Mariano mengatakan visi WHO terkait dokumen vaksinasi kurang lebih akan mirip seperti penggunaan kartu bank berlogo Visa. Bahwa kartu tersebut berasal dari bank yang berbeda-beda namun dioperasikan dengan sistem pembayaran yang sama yaitu Visa.
“Anda memiliki ekosistem terpercaya di mana ratusan ribu bank dan jutaan pedagang di berbagai negara dapat bertransaksi dalam sebuah sistem yang terpercaya,” kata Mariano. “Pada dasarnya, WHO adalah sebuah entitas terpercaya yang dapat memvalidasi sertifikat [vaksinasi] itu, tetapi kemudian kami ingin memastikan bahwa kami tidak terlibat dalam bisnis pembuatan aplikasi dan perangkat lunak,” tambahnya.
Dengan begitu, perusahaan yang tengah mengembangkan solusi digital terkait hal ini dapat melanjutkan pekerjaannya dan menjualnya kepada pemerintah.
Jika semua berjalan sesuai rencana, WHO akan mengembangkan dan menetapkan standar sertifikat vaksinasi dan menangani masalah privasi data pada akhir Maret, dengan standar yang siap diterapkan pada awal April.
Perdebatan tentang perlunya vaksinasi untuk perjalanan
Dalam sebuah surat kepada Komisi Eropa pada 12 Januari lalu, Perdana Menteri Yunani Kyriakos Mitsotakis menyarankan agar Eropa menyiapkan semacam sertifikat umum bagi orang-orang yang mendapatkan vaksinasi COVID-19.
Vaksinasi tidak menjadi syarat untuk bepergian, tetapi orang yang telah divaksinasi harus bebas bepergian, tulis Mitsotakis. “Sangat penting untuk mengadopsi pemahaman bersama tentang bagaimana sertifikat vaksinasi harus disusun agar dapat diterima di semua negara anggota.”

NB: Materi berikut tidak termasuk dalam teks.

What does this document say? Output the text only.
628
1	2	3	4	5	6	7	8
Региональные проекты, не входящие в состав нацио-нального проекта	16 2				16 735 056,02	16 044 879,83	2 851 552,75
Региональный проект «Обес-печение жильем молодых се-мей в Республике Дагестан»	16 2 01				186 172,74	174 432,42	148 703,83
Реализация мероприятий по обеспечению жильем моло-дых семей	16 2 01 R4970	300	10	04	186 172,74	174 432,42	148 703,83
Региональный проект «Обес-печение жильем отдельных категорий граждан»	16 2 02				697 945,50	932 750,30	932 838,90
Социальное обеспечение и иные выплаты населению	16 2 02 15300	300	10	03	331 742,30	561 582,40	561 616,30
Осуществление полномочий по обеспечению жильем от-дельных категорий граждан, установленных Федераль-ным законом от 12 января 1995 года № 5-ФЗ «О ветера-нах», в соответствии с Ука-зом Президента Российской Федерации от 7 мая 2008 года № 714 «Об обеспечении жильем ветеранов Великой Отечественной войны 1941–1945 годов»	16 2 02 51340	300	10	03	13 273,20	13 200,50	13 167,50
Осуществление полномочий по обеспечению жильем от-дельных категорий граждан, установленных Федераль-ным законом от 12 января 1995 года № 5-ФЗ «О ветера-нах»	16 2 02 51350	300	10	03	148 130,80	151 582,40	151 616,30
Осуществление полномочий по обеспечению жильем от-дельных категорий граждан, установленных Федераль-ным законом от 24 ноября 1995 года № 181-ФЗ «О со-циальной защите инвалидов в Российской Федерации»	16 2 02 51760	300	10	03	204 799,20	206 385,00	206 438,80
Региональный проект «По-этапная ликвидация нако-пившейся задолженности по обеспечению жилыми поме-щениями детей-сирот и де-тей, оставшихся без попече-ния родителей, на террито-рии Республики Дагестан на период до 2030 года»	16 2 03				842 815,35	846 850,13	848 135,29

Pada tanggal 15 Januari lalu, Komite Darurat WHO merekomendasikan bahwa negara-negara tidak memerlukan bukti vaksinasi dari pelancong yang datang, mengingat efek vaksin terhadap pengurangan penularan masih belum diketahui ditambah terbatasnya jumlah vaksin yang tersedia.

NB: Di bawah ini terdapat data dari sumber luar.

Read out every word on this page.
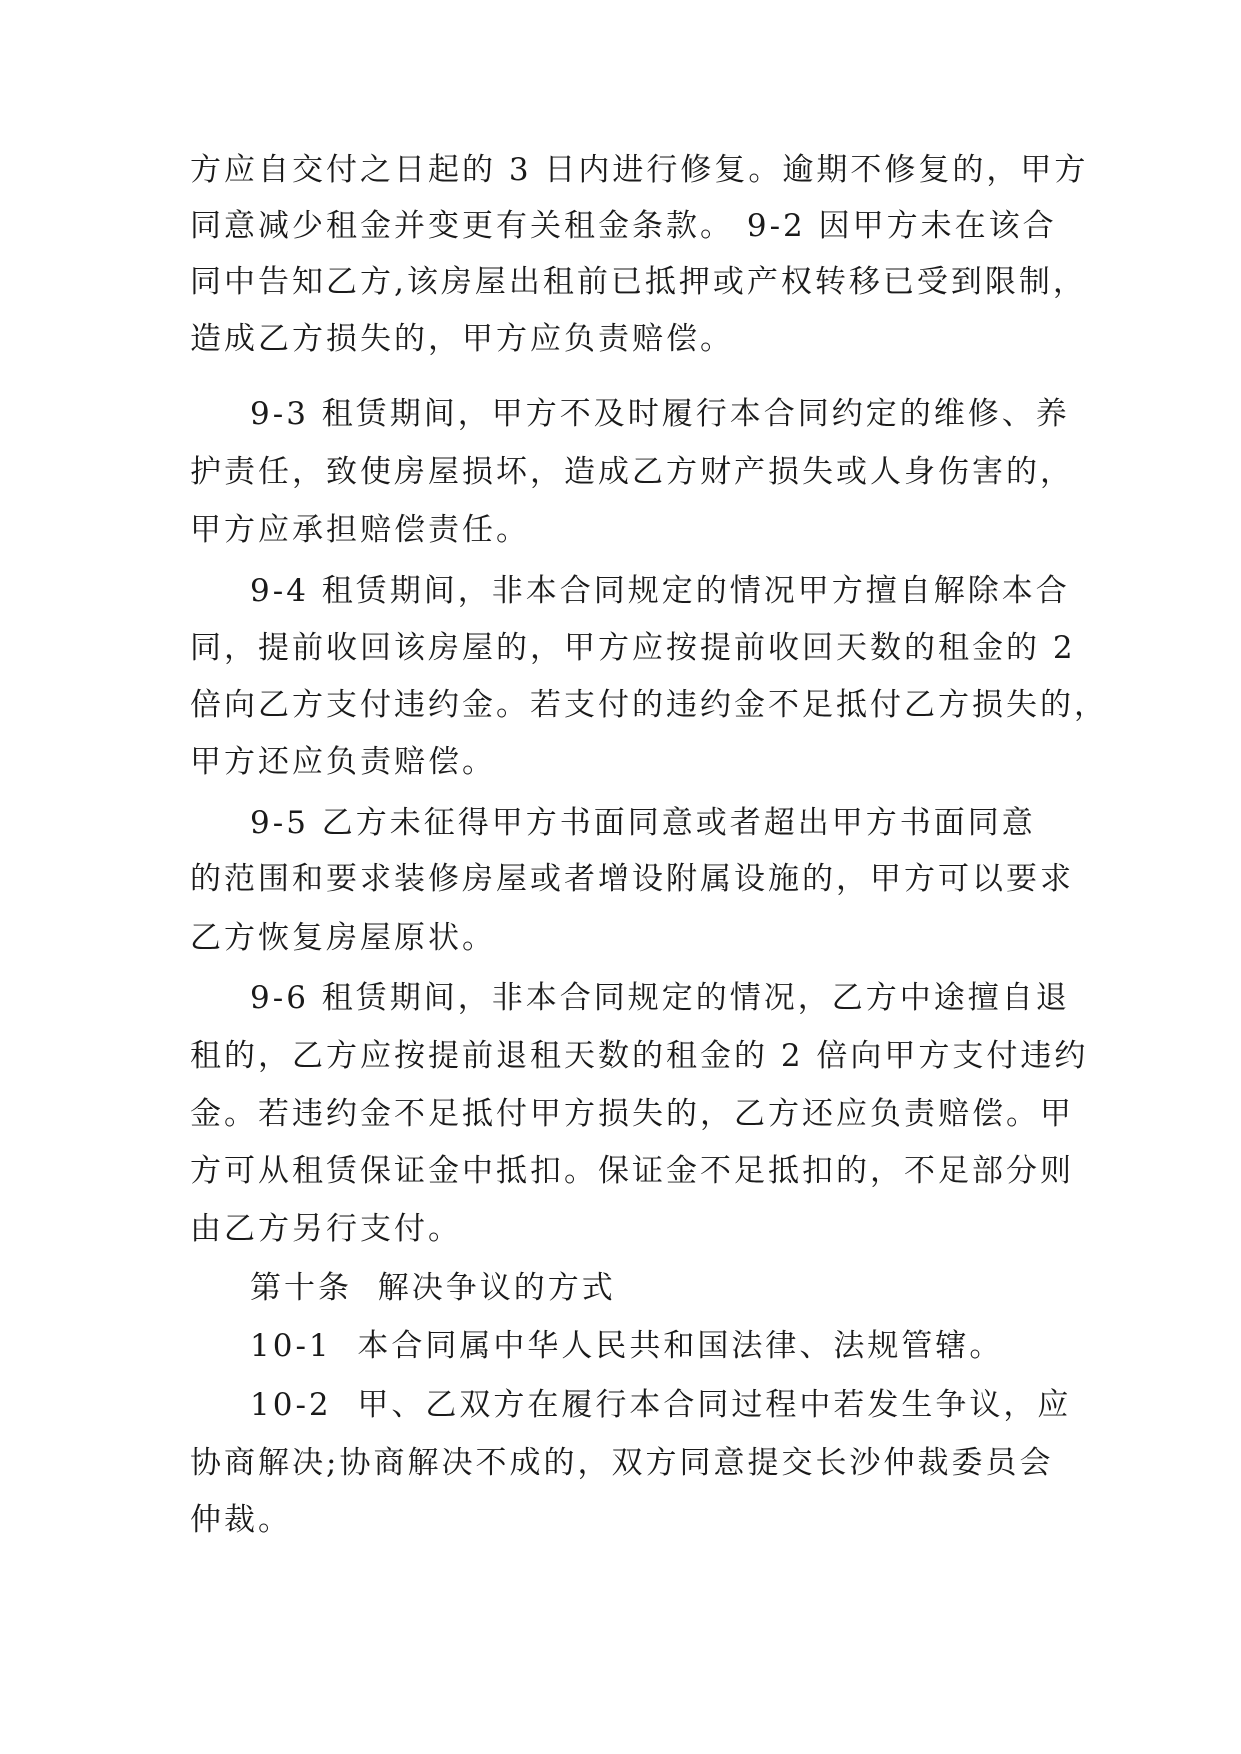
方应自交付之日起的 3 日内进行修复。逾期不修复的，甲方
同意减少租金并变更有关租金条款。 9-2 因甲方未在该合
同中告知乙方,该房屋出租前已抵押或产权转移已受到限制，
造成乙方损失的，甲方应负责赔偿。
9-3 租赁期间，甲方不及时履行本合同约定的维修、养
护责任，致使房屋损坏，造成乙方财产损失或人身伤害的，
甲方应承担赔偿责任。
9-4 租赁期间，非本合同规定的情况甲方擅自解除本合
同，提前收回该房屋的，甲方应按提前收回天数的租金的 2
倍向乙方支付违约金。若支付的违约金不足抵付乙方损失的，
甲方还应负责赔偿。
9-5 乙方未征得甲方书面同意或者超出甲方书面同意
的范围和要求装修房屋或者增设附属设施的，甲方可以要求
乙方恢复房屋原状。
9-6 租赁期间，非本合同规定的情况，乙方中途擅自退
租的，乙方应按提前退租天数的租金的 2 倍向甲方支付违约
金。若违约金不足抵付甲方损失的，乙方还应负责赔偿。甲
方可从租赁保证金中抵扣。保证金不足抵扣的，不足部分则
由乙方另行支付。
第十条  解决争议的方式
10-1  本合同属中华人民共和国法律、法规管辖。
10-2  甲、乙双方在履行本合同过程中若发生争议，应
协商解决;协商解决不成的，双方同意提交长沙仲裁委员会
仲裁。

Suatu negara dapat memutuskan untuk membuat vaksinasi sebagai persyaratan untuk masuk ke negaranya, tetapi akan sulit untuk memverifikasi tanpa standar yang diakui secara internasional.
“Tantangannya adalah, jika tidak ada entitas yang menetapkan standar tentang arti vaksin itu, maka satya akan dengan mudah datang membawa secarik kertas dan berkata: ‘Saya sudah divaksin,’” ujar Mariano.
Di sisi lain, Dewan Perjalanan dan Pariwisata Dunia (WTTC), yang menentang persyaratan vaksinasi untuk perjalanan, mengatakan bahwa dengan menjadikan sertifikat vaksinasi sebagai syarat maka akan menghambat kebangkitan sektor perjalanan dan pariwisata yang sejatinya sudah terpuruk.